Instructors: Francesca OTT, Elia TZOUKERMANN, Brandon COUNTY
Wolof, a West-Atlantic/Senegambian language of the Niger-Congo family, is an important language of daily life, faith, philosophy, and artistic expression in its core area of Senegal and The Gambia, as well as in Mauritania, Guinea, and Mali. It is spoken in emigrant communities in West Africa, western Europe, and North America. Over six centuries, Wolof and related tongues have shaped Afro-Atlantic creole languages of the western Sahara Desert (Ḥassānīyyah), the Upper Guinea littoral (Berdiánu, Aku), Hispaniola (Ayisyen), southeastern North America’s Sea Islands (Gullah), and the Mississippi River basin (Lalwizyàn). In the 19th and 20th centuries, Wolof informed regional lexicons of colonial rule and decolonial resistance. Today, it is a touchstone for Diasporic, Pan-Africanist, and Afrofuturist philosophies. With its deep past and imaginative breadth, Wolo s importance in the arts, humanities, and social sciences merit serious study.

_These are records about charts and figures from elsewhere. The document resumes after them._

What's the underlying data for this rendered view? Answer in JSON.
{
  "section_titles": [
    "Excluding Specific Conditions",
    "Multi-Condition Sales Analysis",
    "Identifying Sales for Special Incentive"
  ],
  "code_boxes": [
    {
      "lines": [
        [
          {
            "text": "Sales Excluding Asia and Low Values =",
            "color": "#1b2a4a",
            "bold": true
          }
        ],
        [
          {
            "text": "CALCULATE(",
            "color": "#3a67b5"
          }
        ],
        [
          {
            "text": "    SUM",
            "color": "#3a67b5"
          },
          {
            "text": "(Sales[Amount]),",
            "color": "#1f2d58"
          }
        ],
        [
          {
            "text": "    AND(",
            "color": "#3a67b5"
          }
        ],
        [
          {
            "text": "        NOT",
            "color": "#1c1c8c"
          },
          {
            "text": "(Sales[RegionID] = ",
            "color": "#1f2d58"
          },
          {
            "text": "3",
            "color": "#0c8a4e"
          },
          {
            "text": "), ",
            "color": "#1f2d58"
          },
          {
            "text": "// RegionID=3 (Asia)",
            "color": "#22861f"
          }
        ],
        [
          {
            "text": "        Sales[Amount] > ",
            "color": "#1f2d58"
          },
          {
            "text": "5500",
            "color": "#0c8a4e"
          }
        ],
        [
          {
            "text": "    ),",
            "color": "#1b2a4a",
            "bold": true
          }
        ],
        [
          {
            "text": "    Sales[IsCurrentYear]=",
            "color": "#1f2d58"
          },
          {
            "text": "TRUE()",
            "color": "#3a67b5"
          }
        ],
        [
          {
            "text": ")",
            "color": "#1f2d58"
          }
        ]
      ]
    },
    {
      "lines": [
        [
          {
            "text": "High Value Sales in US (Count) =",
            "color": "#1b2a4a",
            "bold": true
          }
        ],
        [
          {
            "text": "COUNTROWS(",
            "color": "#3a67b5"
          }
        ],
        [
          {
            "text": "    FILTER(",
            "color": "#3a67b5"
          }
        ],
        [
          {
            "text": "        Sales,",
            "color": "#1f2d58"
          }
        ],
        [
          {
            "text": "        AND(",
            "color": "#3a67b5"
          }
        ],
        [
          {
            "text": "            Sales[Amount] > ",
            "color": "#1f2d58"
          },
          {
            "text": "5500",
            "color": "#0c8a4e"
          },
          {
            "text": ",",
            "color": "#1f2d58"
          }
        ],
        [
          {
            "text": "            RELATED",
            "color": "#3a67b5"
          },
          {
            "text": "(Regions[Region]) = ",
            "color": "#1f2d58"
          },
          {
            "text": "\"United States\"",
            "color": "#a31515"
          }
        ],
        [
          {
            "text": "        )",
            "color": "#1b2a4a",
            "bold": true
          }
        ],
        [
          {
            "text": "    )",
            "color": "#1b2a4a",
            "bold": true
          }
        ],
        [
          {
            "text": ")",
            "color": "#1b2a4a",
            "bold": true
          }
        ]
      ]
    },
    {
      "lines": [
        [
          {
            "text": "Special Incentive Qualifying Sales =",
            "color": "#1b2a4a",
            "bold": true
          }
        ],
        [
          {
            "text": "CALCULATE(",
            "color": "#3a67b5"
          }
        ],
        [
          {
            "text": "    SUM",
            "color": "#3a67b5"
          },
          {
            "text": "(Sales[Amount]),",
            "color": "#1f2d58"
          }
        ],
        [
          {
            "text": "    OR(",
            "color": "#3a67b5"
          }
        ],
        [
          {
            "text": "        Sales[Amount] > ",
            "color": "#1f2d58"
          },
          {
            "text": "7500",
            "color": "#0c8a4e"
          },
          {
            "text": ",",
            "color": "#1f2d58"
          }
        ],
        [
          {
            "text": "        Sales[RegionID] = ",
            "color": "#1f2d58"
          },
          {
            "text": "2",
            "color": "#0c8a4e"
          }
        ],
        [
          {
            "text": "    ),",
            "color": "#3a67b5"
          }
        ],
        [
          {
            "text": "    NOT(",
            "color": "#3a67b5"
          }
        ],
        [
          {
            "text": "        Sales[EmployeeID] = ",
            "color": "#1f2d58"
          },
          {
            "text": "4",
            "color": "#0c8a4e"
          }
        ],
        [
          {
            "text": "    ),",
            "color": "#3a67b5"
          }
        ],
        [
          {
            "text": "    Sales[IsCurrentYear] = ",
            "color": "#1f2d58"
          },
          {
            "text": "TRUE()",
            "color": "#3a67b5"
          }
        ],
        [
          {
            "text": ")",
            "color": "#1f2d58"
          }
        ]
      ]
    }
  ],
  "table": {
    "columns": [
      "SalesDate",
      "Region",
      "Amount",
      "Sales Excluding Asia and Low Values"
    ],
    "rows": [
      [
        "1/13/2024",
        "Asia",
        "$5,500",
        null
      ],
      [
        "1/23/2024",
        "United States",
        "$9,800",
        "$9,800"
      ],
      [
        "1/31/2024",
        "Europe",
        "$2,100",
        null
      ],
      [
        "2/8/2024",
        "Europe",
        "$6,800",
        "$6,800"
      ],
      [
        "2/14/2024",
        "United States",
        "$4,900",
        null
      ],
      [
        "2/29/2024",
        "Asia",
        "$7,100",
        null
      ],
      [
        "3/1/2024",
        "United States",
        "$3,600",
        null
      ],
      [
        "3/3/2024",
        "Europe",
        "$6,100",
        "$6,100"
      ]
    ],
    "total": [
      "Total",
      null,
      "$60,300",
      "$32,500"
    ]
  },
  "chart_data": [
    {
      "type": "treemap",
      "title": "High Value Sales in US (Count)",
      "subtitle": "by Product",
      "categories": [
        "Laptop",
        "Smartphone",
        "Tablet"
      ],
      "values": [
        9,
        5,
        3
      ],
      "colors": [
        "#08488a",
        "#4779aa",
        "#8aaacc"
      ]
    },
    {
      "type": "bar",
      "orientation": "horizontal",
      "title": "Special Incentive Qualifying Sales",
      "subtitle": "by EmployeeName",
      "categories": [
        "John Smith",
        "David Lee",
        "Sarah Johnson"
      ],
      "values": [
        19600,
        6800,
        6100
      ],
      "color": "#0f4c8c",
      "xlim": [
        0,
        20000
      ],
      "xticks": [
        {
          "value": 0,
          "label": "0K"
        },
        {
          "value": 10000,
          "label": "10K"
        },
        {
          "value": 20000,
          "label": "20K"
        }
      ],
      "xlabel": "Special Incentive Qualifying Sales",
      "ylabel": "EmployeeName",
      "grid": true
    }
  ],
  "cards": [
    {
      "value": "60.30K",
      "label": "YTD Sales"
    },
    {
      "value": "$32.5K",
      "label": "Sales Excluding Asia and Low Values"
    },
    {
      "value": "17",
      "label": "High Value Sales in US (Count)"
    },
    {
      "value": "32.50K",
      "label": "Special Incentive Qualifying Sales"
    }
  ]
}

This course focuses on the basic grammar, vocabulary, and culture of Wolof speakers as an introduction to West African linguistics and lifeways. Attentive to Senegalese examples in our conversational activities and written assignments, the course emphasizes grammar analysis, oral expression, and aural comprehension across different media. At semester’s end, students will have a basic (if limited) vocabulary, a command of fundamental grammar, and insight into the cultural contexts in which Wolof is used.